Amerikalı kadın işçilerin bu mücadelesi, kadının emeğini gasp eden, değersizleştiren, kadının varlığını hiçe sayan, kadını insanca koşullarda yaşamaya ve çalışmaya layık, doğuştan gelen hakları olan bir özne olarak görmeyen (ayrımcı, cinsiyetçi) bir sisteme, “uygarlık” tarihi kadar eski bir (erkek egemen) düzene karşı örgütlü bir başkaldırı, emeğini, varlığını, bizzat kendini sahiplenmeydi. Bu niteliğiyle de tüm dünya kadınlarının çeşitli düzlemlerde ve tarihin farklı dönemlerinde kendini içinde bulduğu, mücadelesini özdeşleştirdiği evrensel bir duruş olabildi.

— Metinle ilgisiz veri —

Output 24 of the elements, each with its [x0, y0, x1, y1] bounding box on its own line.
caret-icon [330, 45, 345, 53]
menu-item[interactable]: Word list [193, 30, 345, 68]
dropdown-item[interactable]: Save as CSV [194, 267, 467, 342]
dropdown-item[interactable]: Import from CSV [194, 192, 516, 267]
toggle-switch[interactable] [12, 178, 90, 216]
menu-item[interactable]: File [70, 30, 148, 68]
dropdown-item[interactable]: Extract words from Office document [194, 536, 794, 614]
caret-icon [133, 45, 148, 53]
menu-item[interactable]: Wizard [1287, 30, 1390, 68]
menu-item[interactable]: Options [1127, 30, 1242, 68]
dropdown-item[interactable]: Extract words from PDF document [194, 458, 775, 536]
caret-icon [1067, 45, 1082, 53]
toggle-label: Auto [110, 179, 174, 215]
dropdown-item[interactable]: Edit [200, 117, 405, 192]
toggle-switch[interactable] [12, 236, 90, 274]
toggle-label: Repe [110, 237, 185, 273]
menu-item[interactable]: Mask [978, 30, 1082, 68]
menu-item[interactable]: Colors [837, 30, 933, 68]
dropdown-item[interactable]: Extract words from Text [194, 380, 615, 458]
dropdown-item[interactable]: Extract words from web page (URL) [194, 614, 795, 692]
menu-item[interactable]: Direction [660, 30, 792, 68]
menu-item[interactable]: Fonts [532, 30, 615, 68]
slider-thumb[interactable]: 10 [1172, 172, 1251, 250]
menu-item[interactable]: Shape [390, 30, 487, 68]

Tarihsel süreç içinde bunlara yeni gündemlerimiz eklendi ama emeğimizi, varlığımızı, kendimizi sahiplenme mücadelemiz hep devam etti. Biz bu çerçevede, kadın cinayetlerini, iyice yaygınlaşan fuhuşa zorlama, taciz ve tecavüz olaylarını, çocuklara yönelik cinsel şiddeti, hükümetin Kürt sorunundaki militarist, inkarcı, tekçi, asimilasyoncu, savaş kışkırtıcı tutumu nedeniyle bir türlü dışına çıkamadığımız savaş halini, kadın siyasetçilerin ve seçilmişlerin siyaset ve kadın mücadelesi yapmasını engelleyen, demokratik siyaset alanını tıkayan tutuklamaları, anadilde savunma hakkının engellenmesini, doğayı ve doğadaki tüm varlıkların yaşam alanlarını yok eden politikaları, tek dil, tek bayrak, tek millet, tek cins, tek kimlik politikalarını,  kadının yoksullaşmasını, Torba Yasayı gündemimize ekledik.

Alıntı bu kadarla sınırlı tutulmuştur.